This paper was converted on www.awesomepapers.org from LaTeX by an anonymous user.
Want to know more? Visit the Converter page.

Efficient Generation of Molecular Clusters with Dual-Scale Equivariant Flow Matching

Akshay Subramanian Shuhui Qu Cheol Woo Park Massachusetts Institute of Technology Samsung Display America Lab Samsung Display America Lab [email protected] Sulin Liu Janghwan Lee Rafael Gómez-Bombarelli Massachusetts Institute of Technology Samsung Display America Lab Massachusetts Institute of Technology [email protected]
Abstract

Amorphous molecular solids offer a promising alternative to inorganic semiconductors, owing to their mechanical flexibility and solution processability. The packing structure of these materials plays a crucial role in determining their electronic and transport properties, which are key to enhancing the efficiency of devices like organic solar cells (OSCs). However, obtaining these optoelectronic properties computationally requires molecular dynamics (MD) simulations to generate a conformational ensemble, a process that can be computationally expensive due to the large system sizes involved. Recent advances have focused on using generative models, particularly flow-based models as Boltzmann generators, to improve the efficiency of MD sampling. In this work, we developed a dual-scale flow matching method that separates training and inference into coarse-grained and all-atom stages and enhances both the accuracy and efficiency of standard flow matching samplers. We demonstrate the effectiveness of this method on a dataset of Y6 molecular clusters obtained through MD simulations, and we benchmark its efficiency and accuracy against single-scale flow matching methods.

1 Introduction

Amorphous molecular solids are disordered organic systems with several applications in the field of organic optoelectronics. Their mechanical flexibility and solution processability make them attractive alternatives to inorganic semiconductors [22, 14, 19]. Different molecules tend to pack differently in amorphous solids, which lead to different network extensivity, electronic properties, and transport rates [13]. The influence of packing structure on optoelectronic properties has led to significant interest in computationally simulating these materials with molecular dynamics (MD) simulations [13, 6] to enhance our understanding of the correlations between structural design and corresponding packing and optoelectronic properties. This can inform better design strategies for the next generation of organic electronics devices.
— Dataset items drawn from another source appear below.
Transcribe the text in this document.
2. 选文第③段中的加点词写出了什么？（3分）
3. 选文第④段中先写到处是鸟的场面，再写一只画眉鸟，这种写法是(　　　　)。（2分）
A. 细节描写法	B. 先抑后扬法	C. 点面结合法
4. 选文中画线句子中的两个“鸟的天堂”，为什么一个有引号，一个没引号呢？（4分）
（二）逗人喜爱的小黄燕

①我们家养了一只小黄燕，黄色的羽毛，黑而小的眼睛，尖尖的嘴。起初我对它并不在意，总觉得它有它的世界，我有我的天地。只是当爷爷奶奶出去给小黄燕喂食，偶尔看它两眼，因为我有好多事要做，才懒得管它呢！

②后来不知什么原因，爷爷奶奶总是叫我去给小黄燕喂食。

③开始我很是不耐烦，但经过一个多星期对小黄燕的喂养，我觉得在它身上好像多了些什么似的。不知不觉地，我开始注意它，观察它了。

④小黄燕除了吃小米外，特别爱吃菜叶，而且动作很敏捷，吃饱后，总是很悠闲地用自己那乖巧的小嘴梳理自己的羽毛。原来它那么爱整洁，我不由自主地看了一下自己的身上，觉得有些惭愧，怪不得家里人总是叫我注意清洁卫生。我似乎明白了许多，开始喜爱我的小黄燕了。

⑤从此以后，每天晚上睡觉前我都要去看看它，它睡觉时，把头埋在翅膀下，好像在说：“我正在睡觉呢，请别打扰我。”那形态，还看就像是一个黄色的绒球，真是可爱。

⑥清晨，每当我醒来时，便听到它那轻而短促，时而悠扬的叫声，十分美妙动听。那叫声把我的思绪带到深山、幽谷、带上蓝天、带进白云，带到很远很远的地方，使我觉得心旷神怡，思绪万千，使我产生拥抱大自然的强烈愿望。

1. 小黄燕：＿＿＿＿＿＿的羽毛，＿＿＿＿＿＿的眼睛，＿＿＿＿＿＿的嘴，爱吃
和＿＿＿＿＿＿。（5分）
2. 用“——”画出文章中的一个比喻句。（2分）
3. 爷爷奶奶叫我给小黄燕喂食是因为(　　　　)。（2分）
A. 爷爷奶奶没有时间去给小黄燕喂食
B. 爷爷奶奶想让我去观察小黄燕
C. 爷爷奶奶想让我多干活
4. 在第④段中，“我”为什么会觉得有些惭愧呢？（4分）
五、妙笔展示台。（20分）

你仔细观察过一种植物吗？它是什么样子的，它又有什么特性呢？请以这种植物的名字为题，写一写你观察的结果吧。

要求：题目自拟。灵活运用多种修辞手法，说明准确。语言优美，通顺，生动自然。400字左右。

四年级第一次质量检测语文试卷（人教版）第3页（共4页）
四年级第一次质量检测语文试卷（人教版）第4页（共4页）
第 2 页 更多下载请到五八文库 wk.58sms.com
Having the ability to generate amorphous solids in a computationally efficient manner can enable faster sampling from the multi-molecule Boltzmann distribution, as well as property-guided generation of optimally packed configurations. There have been several works developing efficient methods to sample from Boltzmann distributions or their emulated (non re-weighted) versions [17, 11]. Scaling up to larger systems (such as amorphous clusters) is however computationally expensive if generation is to be performed at the all-atom (AA) level. In the field of protein generation, coarse-grained (CG) representations are used to collapse amino acids into single beads, which drastically reduces system size while still retaining higher-level structural features. There have been works that generate proteins in their coarse-grained representations, and other works that back-map coarse-grained proteins into their all-atom structure [12, 4, 24, 10].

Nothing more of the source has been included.